(Reuters) - Travelers Corp (TRV.N) is girding for “significant” losses from Hurricane Michael, which caused destruction in Florida and six other U.S. states this month, Chief Financial Officer Daniel Frey said on Thursday.
Travelers, one of the largest U.S. property and casualty insurers, is still reviewing the losses but expects them to be “manageable,” Frey said in a call with analysts to discuss third-quarter results. They will not preclude the company from restarting a stock buyback program planned for next week, he added.
Shares of the Dow component dipped 0.6 percent to $125.67.
Hurricane Michael occurred in early October, so its losses will affect fourth-quarter results. During the third quarter, Travelers’ profit more than doubled, driven by lower catastrophe losses and an increase in premiums and investment income.
Net premiums written rose 6 percent to $7.06 billion, helped by improved prices coupled with higher levels of retention.
Higher returns from its fixed income and private equity portfolio business helped boost investment income by 20 percent to $547 million.
Net of reinsurance, Travelers’ catastrophe losses plunged 62.3 percent to $264 million in the quarter, and the insurer incurred higher-than-expected losses in September in the aftermath of Hurricane Florence that hit North Carolina, a state where the company has a large presence.
The company’s combined ratio fell to 96.6 percent from 103.2 percent a year earlier.
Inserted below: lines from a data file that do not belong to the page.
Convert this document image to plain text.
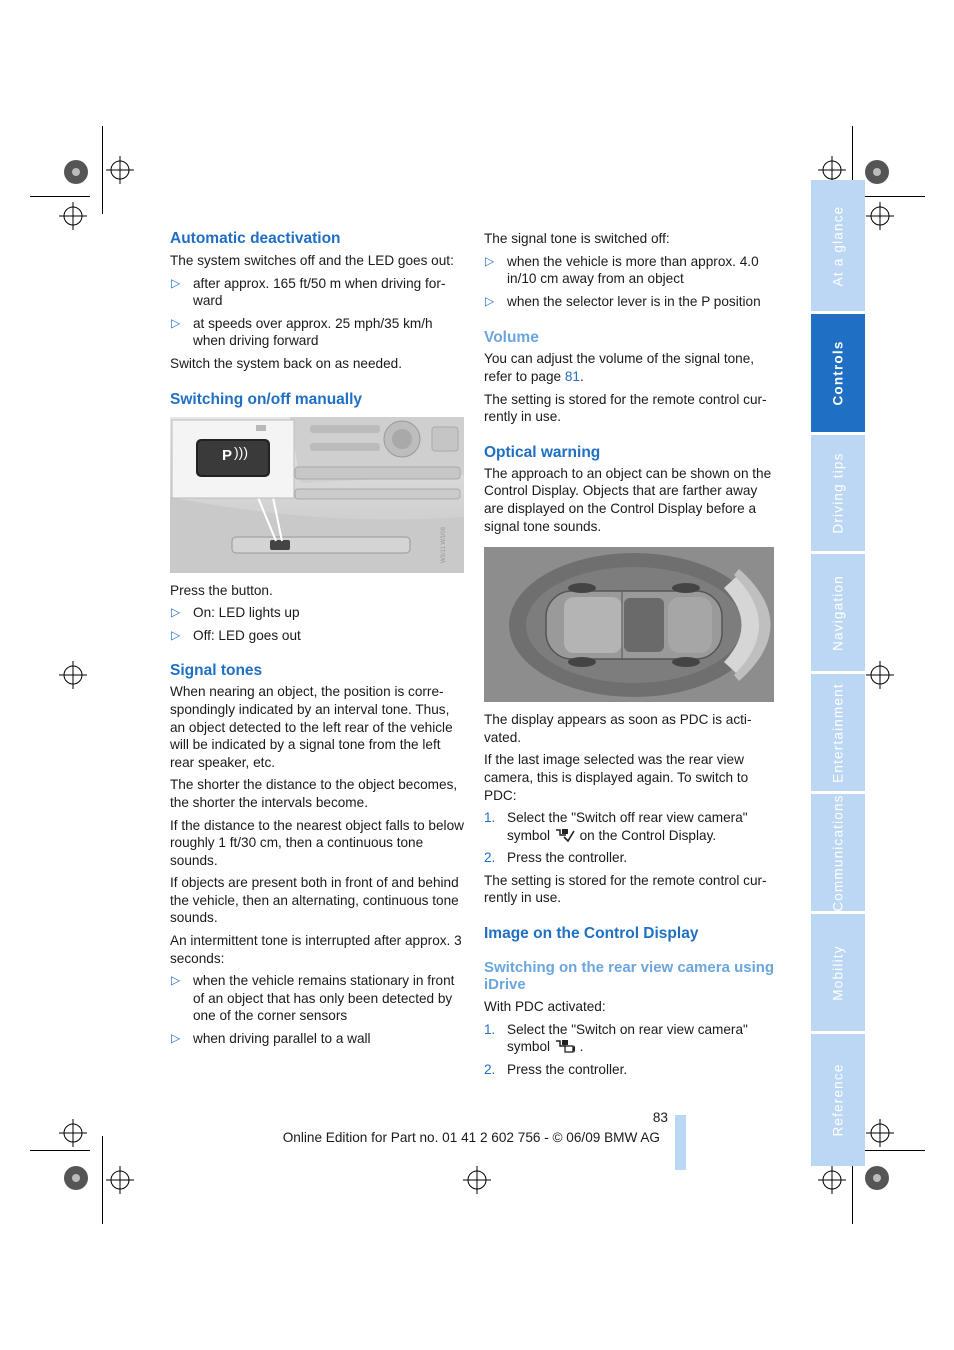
At a glance
Controls
Driving tips
Navigation
Entertainment
Communications
Mobility
Reference

Automatic deactivation

The system switches off and the LED goes out:

▷ after approx. 165 ft/50 m when driving forward
▷ at speeds over approx. 25 mph/35 km/h when driving forward

Switch the system back on as needed.

Switching on/off manually

P )))
W9/11 W3/08

Press the button.

▷ On: LED lights up
▷ Off: LED goes out

Signal tones

When nearing an object, the position is correspondingly indicated by an interval tone. Thus, an object detected to the left rear of the vehicle will be indicated by a signal tone from the left rear speaker, etc.

The shorter the distance to the object becomes, the shorter the intervals become.

If the distance to the nearest object falls to below roughly 1 ft/30 cm, then a continuous tone sounds.

If objects are present both in front of and behind the vehicle, then an alternating, continuous tone sounds.

An intermittent tone is interrupted after approx. 3 seconds:

▷ when the vehicle remains stationary in front of an object that has only been detected by one of the corner sensors
▷ when driving parallel to a wall

The signal tone is switched off:

▷ when the vehicle is more than approx. 4.0 in/10 cm away from an object
▷ when the selector lever is in the P position

Volume

You can adjust the volume of the signal tone, refer to page 81.

The setting is stored for the remote control currently in use.

Optical warning

The approach to an object can be shown on the Control Display. Objects that are farther away are displayed on the Control Display before a signal tone sounds.

The display appears as soon as PDC is activated.

If the last image selected was the rear view camera, this is displayed again. To switch to PDC:

1. Select the "Switch off rear view camera" symbol  on the Control Display.
2. Press the controller.

The setting is stored for the remote control currently in use.

Image on the Control Display

Switching on the rear view camera using iDrive

With PDC activated:

1. Select the "Switch on rear view camera" symbol  .
2. Press the controller.
83
Online Edition for Part no. 01 41 2 602 756 - © 06/09 BMW AG
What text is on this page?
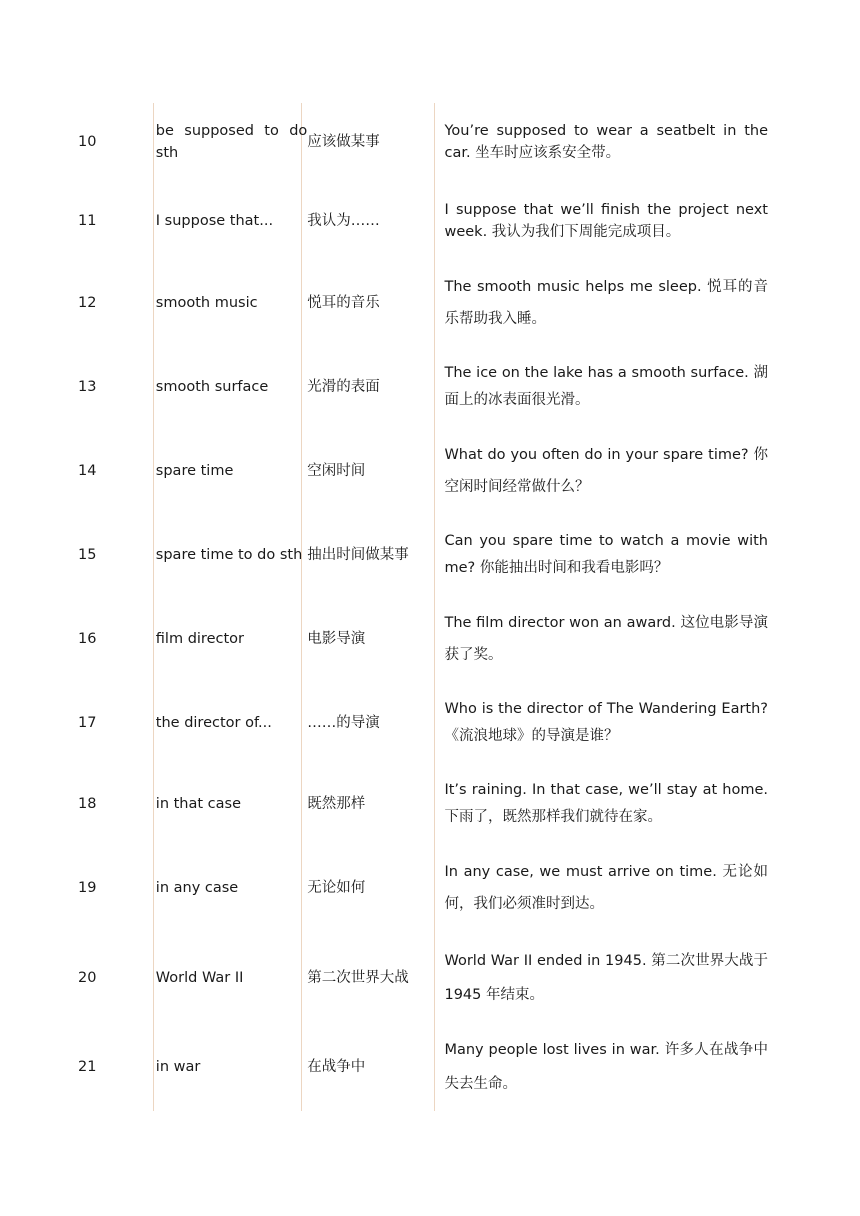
10	be supposed to do sth	应该做某事	You’re supposed to wear a seatbelt in the car. 坐车时应该系安全带。
11	I suppose that...	我认为……	I suppose that we’ll finish the project next week. 我认为我们下周能完成项目。
12	smooth music	悦耳的音乐	The smooth music helps me sleep. 悦耳的音乐帮助我入睡。
13	smooth surface	光滑的表面	The ice on the lake has a smooth surface. 湖面上的冰表面很光滑。
14	spare time	空闲时间	What do you often do in your spare time? 你空闲时间经常做什么？
15	spare time to do sth	抽出时间做某事	Can you spare time to watch a movie with me? 你能抽出时间和我看电影吗？
16	film director	电影导演	The film director won an award. 这位电影导演获了奖。
17	the director of...	……的导演	Who is the director of The Wandering Earth? 《流浪地球》的导演是谁？
18	in that case	既然那样	It’s raining. In that case, we’ll stay at home. 下雨了，既然那样我们就待在家。
19	in any case	无论如何	In any case, we must arrive on time. 无论如何，我们必须准时到达。
20	World War II	第二次世界大战	World War II ended in 1945. 第二次世界大战于 1945 年结束。
21	in war	在战争中	Many people lost lives in war. 许多人在战争中失去生命。
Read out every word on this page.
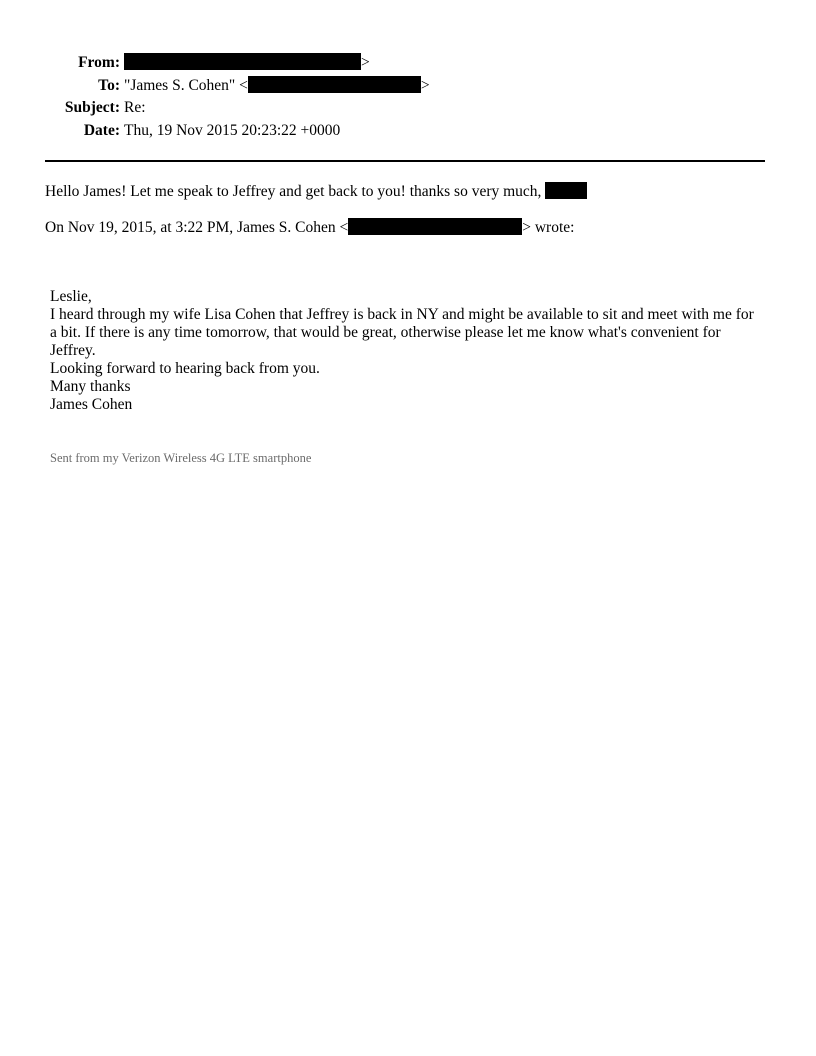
From:	>
To: "James S. Cohen" <	>
Subject: Re:
Date: Thu, 19 Nov 2015 20:23:22 +0000
Hello James! Let me speak to Jeffrey and get back to you! thanks so very much,
On Nov 19, 2015, at 3:22 PM, James S. Cohen <	> wrote:
Leslie,
I heard through my wife Lisa Cohen that Jeffrey is back in NY and might be available to sit and meet with me for a bit. If there is any time tomorrow, that would be great, otherwise please let me know what's convenient for Jeffrey.
Looking forward to hearing back from you.
Many thanks
James Cohen
Sent from my Verizon Wireless 4G LTE smartphone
A ratio below 100 percent means the insurer earns more in premiums than it pays out in claims.
Net income rose to $709 million, or $2.62 per share, in the quarter, from $293 million, or $1.05 per share, a year earlier.
Excluding items, the company earned $2.54 per share while analysts expected $2.26, according to Refinitiv data. Total revenue rose 5.4 percent to $7.7 billion.
The insurer incurred a $436 million charge from catastrophe losses in the same period last year due to mounting claims arising from hurricanes Irma, Maria and Harvey, which hit the United States.
Travelers has closed more than 90 percent of homeowners’ claims stemming from Hurricane Florence, Chief Executive Officer Alan Schnitzer said during the call.
The insurer also raised premiums on homeowner policies that were renewed since last year and expects increases during future quarters, said Michael Klein, who heads its personal insurance business.